To tame inflation, however, local leaders may not have many options.
“State and local leaders have limited direct control over inflation, since it’s generally influenced by national economic factors and monetary policy set by the Federal Reserve,” Gonzalez said. “However, they can try to minimize the burden through controlling the budget and government spending at both state and local level.
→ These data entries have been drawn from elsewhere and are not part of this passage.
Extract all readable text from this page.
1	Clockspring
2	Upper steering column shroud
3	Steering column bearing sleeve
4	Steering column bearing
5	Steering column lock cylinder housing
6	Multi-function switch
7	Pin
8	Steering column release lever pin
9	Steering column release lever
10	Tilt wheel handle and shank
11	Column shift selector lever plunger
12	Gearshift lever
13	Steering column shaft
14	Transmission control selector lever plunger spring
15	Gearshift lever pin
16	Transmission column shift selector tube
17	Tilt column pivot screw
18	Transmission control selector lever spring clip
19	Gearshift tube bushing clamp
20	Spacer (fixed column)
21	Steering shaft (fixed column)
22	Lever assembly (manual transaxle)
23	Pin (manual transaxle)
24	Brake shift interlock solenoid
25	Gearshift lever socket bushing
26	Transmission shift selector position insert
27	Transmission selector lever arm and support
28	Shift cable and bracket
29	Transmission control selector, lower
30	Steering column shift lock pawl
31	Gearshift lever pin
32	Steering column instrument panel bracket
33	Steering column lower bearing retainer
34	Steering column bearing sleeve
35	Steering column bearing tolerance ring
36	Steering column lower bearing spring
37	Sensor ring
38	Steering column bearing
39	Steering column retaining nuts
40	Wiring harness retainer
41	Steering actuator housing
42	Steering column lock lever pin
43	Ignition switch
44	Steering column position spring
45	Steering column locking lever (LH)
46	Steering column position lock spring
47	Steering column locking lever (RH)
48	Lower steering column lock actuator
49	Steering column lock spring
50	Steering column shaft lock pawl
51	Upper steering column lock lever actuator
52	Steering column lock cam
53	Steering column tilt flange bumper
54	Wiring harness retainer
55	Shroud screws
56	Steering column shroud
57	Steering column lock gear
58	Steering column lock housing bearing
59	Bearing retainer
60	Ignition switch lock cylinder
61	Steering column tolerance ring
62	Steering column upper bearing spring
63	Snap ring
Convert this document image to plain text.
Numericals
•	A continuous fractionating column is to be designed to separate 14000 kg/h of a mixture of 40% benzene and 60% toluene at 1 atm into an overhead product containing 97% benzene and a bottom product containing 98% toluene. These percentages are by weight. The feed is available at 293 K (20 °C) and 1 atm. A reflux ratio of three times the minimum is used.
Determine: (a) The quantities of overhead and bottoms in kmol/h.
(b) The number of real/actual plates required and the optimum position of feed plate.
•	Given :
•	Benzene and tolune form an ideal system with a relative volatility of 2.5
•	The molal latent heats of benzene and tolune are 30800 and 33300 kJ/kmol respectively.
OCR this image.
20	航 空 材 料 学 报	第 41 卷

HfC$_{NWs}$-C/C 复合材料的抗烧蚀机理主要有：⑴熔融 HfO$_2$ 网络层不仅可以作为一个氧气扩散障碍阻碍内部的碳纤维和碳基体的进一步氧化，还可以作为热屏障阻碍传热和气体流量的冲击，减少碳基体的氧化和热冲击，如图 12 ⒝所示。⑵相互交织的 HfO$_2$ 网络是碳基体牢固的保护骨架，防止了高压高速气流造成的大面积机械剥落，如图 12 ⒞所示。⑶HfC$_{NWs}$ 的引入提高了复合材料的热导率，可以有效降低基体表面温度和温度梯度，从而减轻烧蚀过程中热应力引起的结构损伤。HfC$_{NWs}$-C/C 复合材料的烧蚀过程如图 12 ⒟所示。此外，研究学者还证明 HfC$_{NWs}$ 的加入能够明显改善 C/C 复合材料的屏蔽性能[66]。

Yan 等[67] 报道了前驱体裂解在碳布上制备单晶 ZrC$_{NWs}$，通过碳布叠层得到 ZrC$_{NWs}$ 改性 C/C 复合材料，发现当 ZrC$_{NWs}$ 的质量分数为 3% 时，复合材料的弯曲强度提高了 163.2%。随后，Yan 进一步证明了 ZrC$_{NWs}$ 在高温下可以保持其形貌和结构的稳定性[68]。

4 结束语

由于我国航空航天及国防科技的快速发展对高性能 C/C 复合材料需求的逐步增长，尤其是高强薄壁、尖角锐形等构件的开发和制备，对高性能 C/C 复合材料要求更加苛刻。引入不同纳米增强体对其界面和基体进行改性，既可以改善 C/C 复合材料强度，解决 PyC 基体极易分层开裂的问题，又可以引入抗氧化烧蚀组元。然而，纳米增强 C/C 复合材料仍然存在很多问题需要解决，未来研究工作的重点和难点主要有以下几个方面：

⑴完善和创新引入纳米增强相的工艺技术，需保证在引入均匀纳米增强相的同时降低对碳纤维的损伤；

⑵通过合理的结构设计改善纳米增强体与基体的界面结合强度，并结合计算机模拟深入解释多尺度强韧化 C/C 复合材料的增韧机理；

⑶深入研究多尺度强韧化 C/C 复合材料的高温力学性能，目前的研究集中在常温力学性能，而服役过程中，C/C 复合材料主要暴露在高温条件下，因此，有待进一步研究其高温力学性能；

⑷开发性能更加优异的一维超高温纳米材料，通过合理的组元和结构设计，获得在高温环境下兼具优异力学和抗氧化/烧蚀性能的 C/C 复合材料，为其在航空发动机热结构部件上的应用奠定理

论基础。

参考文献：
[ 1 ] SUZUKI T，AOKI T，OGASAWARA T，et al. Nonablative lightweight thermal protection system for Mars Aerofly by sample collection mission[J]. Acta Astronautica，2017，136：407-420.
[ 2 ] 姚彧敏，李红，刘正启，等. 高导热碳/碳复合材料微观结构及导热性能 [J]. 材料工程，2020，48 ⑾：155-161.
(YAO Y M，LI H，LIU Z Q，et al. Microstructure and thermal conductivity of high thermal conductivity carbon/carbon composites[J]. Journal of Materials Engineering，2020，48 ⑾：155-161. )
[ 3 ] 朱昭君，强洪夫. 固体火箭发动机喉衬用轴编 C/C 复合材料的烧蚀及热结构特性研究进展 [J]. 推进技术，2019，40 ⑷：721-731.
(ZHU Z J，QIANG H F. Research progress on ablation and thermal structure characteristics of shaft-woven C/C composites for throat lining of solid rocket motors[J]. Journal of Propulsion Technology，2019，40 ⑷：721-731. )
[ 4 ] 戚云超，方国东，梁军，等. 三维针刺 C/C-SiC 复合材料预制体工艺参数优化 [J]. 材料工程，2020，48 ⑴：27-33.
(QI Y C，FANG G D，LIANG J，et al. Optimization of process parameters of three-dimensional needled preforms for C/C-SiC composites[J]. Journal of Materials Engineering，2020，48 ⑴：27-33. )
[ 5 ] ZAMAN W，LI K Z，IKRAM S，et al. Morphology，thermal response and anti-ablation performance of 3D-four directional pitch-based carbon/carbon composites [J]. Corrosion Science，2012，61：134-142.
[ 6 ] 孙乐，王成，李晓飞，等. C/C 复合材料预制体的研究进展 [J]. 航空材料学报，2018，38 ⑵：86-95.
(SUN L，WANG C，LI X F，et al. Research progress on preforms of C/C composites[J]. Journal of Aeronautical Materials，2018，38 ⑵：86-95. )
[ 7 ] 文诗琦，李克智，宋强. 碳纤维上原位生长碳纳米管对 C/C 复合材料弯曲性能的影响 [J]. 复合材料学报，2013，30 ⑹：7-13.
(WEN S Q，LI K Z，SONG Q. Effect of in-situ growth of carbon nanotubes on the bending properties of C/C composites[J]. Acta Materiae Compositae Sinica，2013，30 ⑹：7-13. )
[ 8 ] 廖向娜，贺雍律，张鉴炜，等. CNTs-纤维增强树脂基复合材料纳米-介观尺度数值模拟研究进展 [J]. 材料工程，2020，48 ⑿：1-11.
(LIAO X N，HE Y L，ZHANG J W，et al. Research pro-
Providing support for vulnerable populations or addressing matters like food insecurity and high healthcare costs could also help reduce the burden of inflation.
“There are different factors driving inflation depending on the city, causing it to be so different from one place to another: in some places, like Seattle, it’s the housing costs, in others it’s groceries,” Gonzalez said. “Places that attract more population can also experience higher inflation.
“Even though our study doesn’t dive into specific reasons behind every metro area’s inflation rate, Anchorage’s population is smaller than Atlanta’s by almost half, which could contribute to their decline in inflation rate.”